Amie and Pooh Bear
It was our co-houser’s birthday so Amie and I baked some cookies and sang Happy Birthday while he blew out a candle. Then we sat down to eat, and we each had a glass of milk. Amie repeated that she had made the cookies for him and Rabbit (Amie picked the nickname) responded:
Rabbit: That used to be one of my favorite things: to bake cookies with my mom.
Amie: What happened to your mom?
Rabbit: (confused) She lives in Vermont. And I live in other places.
Amie: (confused) But what happened to her?
Me to Rabbit: You said “used to”. What happened that you don’t bake cookies with her anymore?
Amie: Yes. Why?
Rabbit: (confused again) That’s a good question! Ha! Why?
Amie (after some seconds): You grew up, Rabbit. That’s why you don’t live with your Mama anymore.
She said that last thing a bit sadly, very seriously: “You grew up”. She showed such insight, showing us, the “grown-ups,” so simply and with genuine sympathy, what we have lost.
Just like earlier today she said: “Mama, I wish we lived in the hundred-acre wood, where all the Pooh creatures live.” Sometimes she seems to realize that Pooh and co. are made up: “They’re only pretend, right?” But other times she writes letters to Pooh and asks “where on the Earth does he live?” and then for lack of words I point to the UK, on her globe.
It makes me melancholy, like the third of her three obsessions nowadays.
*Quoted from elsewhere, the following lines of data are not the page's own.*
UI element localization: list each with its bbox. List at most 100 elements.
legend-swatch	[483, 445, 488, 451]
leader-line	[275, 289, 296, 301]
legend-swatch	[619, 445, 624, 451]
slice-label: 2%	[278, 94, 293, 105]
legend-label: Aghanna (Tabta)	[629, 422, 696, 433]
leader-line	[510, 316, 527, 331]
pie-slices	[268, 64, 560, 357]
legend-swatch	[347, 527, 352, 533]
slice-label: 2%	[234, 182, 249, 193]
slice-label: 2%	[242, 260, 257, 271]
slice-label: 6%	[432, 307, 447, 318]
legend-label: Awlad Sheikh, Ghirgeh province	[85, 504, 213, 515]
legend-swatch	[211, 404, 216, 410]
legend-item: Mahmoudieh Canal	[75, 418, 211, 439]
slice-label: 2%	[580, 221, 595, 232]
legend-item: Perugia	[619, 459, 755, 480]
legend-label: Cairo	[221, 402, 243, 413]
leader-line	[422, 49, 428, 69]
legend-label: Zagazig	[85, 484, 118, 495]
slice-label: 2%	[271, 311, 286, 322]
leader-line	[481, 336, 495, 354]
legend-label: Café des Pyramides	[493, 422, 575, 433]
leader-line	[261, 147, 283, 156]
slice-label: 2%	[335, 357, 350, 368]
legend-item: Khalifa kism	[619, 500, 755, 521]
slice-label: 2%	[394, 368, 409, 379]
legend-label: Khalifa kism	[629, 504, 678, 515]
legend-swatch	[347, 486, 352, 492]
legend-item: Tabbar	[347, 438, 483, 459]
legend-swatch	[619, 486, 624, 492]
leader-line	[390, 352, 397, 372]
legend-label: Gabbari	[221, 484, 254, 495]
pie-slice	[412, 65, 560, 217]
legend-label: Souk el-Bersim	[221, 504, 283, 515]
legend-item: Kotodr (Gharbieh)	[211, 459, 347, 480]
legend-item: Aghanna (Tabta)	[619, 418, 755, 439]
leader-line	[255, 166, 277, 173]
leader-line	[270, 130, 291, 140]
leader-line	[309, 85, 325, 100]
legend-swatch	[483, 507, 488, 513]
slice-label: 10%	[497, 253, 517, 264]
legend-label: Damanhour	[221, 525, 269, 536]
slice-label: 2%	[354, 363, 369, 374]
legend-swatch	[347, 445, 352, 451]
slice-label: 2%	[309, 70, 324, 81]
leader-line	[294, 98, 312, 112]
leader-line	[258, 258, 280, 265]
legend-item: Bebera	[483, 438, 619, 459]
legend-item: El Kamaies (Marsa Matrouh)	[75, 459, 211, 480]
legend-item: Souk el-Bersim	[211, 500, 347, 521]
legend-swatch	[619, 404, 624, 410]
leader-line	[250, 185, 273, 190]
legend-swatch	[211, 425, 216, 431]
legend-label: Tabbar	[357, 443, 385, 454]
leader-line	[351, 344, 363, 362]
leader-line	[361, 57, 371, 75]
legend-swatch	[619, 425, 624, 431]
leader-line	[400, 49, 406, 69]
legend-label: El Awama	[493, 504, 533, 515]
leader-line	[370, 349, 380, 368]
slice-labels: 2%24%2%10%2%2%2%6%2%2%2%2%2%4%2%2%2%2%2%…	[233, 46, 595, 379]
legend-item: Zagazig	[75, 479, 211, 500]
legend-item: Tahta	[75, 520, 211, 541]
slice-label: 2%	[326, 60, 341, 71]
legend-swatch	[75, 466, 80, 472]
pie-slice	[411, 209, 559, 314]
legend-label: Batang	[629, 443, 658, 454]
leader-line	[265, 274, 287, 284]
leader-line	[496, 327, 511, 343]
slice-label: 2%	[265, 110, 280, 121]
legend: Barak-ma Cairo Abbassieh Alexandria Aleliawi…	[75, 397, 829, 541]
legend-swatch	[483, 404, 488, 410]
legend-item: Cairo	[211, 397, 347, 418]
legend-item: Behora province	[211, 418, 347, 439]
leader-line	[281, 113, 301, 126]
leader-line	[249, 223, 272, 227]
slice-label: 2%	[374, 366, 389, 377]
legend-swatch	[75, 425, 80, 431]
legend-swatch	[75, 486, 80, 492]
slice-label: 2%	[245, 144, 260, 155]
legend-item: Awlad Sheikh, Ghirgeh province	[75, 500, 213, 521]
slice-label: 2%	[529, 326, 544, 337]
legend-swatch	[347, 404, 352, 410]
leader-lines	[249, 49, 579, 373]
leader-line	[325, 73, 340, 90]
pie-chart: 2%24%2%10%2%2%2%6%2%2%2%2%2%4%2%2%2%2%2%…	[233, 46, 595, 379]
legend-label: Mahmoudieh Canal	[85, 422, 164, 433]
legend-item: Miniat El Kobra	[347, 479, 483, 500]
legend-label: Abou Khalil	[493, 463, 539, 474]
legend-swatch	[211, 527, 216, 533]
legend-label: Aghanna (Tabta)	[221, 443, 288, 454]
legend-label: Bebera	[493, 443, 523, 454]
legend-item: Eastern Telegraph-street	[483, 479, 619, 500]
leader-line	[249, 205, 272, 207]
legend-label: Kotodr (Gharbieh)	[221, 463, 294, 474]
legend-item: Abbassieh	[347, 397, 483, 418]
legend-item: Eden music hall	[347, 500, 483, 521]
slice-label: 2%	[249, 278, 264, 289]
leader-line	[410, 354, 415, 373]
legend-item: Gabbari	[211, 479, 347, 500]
They are:
- It’s not fair!
- I win!
- Forever (as in “I love you forever,” “we’ll forever be together,” “I love this book so much, I’ll read it for ever!”)
The first two are intriguing, her struggle with fairness and limits, rewards and disappointments (“You win, Mama. That’s okay. Well done, Mama”). The third is like Pooh, a fairytale. What does forever mean to her? It does mean “forever and ever” in that all-out childlike way. Oh, sometimes she is so convinced, and the prospect of her losing the belief is so sad, that she makes me believe it!